Ainda dentro de alterações do âmbito administrativo do Executivo, os deputados da Comissão aprovaram o projeto que trata da extinção do Fundo de Atendimento à Saúde dos Policiais Militares do Paraná – FASPM (PL 485/2022); o que trata da reestruturação da carreira do Agente Fiscal da Coordenação da Receita do Estado, que passa a ser denominado Auditor Fiscal (PL 489/2022); e que garante aos militares estaduais inativados o direito à promoção e à progressão na carreira quando cumprido o requisito temporal ainda na atividade (PL 491/2022); e ainda o da reformulação das carreiras de apoio, execução, aviação, profissional e socioeducativa do QPPE (PL 499/2022).

Duas propostas analisadas pela Comissão tratam de alterações tributárias e também receberam pareceres favoráveis. O projeto de lei 487/2022, que altera dispositivos da Lei n° 11.580/1996, e dispõe sobre o ICMS. O texto promove atualização da redação normativa para contemplar operações realizadas pelos estabelecimentos e usuários de intermediadores de serviços e de negócios eletrônicos, conhecidos como marketplaces.

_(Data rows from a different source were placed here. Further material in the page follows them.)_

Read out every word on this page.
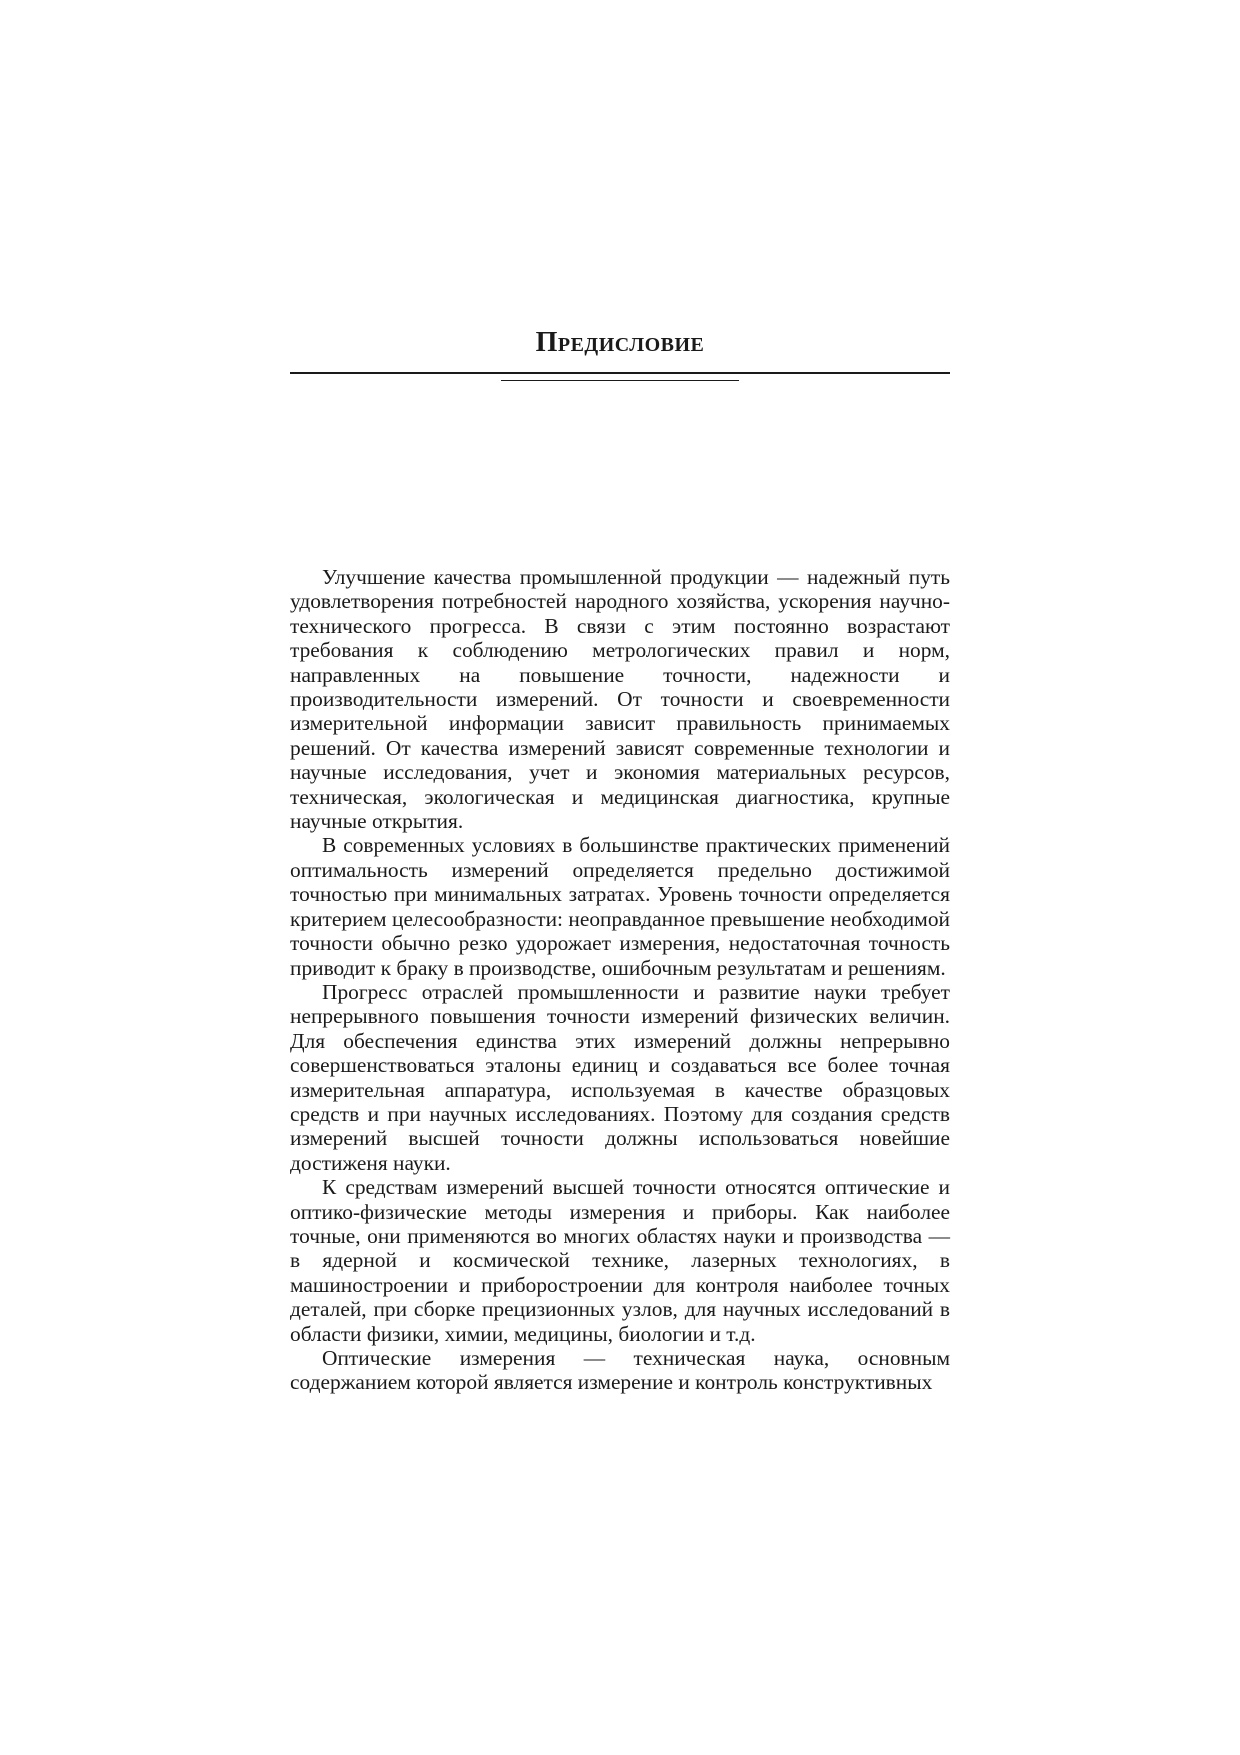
Предисловие

Улучшение качества промышленной продукции — надежный путь удовлетворения потребностей народного хозяйства, ускорения научно-технического прогресса. В связи с этим постоянно возрастают требования к соблюдению метрологических правил и норм, направленных на повышение точности, надежности и производительности измерений. От точности и своевременности измерительной информации зависит правильность принимаемых решений. От качества измерений зависят современные технологии и научные исследования, учет и экономия материальных ресурсов, техническая, экологическая и медицинская диагностика, крупные научные открытия.

В современных условиях в большинстве практических применений оптимальность измерений определяется предельно достижимой точностью при минимальных затратах. Уровень точности определяется критерием целесообразности: неоправданное превышение необходимой точности обычно резко удорожает измерения, недостаточная точность приводит к браку в производстве, ошибочным результатам и решениям.

Прогресс отраслей промышленности и развитие науки требует непрерывного повышения точности измерений физических величин. Для обеспечения единства этих измерений должны непрерывно совершенствоваться эталоны единиц и создаваться все более точная измерительная аппаратура, используемая в качестве образцовых средств и при научных исследованиях. Поэтому для создания средств измерений высшей точности должны использоваться новейшие достиженя науки.

К средствам измерений высшей точности относятся оптические и оптико-физические методы измерения и приборы. Как наиболее точные, они применяются во многих областях науки и производства — в ядерной и космической технике, лазерных технологиях, в машиностроении и приборостроении для контроля наиболее точных деталей, при сборке прецизионных узлов, для научных исследований в области физики, химии, медицины, биологии и т.д.

Оптические измерения — техническая наука, основным содержанием которой является измерение и контроль конструктивных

O projeto de lei 494/2022 também faz alterações na referida legislação que trata do ICMS. A proposição, de acordo com o Governo, “insere modificações impositivas da Lei Complementar Federal 194/2022, que alterou a Lei Federal 5.172/ 1996, e a Lei Complementar Federal 87/1996, para considerar bens e serviços essenciais os relativos aos combustíveis, à energia elétrica, às comunicações e ao transporte coletivo, bem como os efeitos da Emenda Constitucional nº 123, de 14 de julho de 2022, que estabeleceu diferencial de competitividade para os biocombustíveis destinados ao consumo final”.

O projeto de lei 495/2022 que estabelece os indicadores e os critérios, relativos às informações fornecidas pela Secretaria de Estado da Educação - SEED, para o índice de Participação dos Municípios - IPM na cota-parte do Imposto sobre o ICMS, também recebeu parecer favorável.

Também recebeu parecer favorável o projeto 500/2022, que dispõe sobre a prestação de auxilio financeiro pelo Estado do Paraná aos hospitais que participam de forma complementar do Sistema Único de Saúde (SUS), no exercício de 2022, com o objetivo de permitir a continuidade de prestação dos serviços de assistência à saúde no cenário pós-pandemia da COVID-19.

A proposição que cria a Agência de Assuntos Metropolitanos do Paraná (PL 496/2022) recebeu parecer favorável, além da 483/2022, de autoria da Comissão Executiva da Assembleia, que fixa os subsídios do governador, do vice-governador e dos secretários de estado. O projeto propõe salário de R$ 33,7 mil para o governador, de R$ 32 mil para o vice-governador e de R$ 29,9 mil para os secretários estaduais. A Comissão de Finanças e Tributação volta a se reunir nesta quarta-feira (24) às 8h20.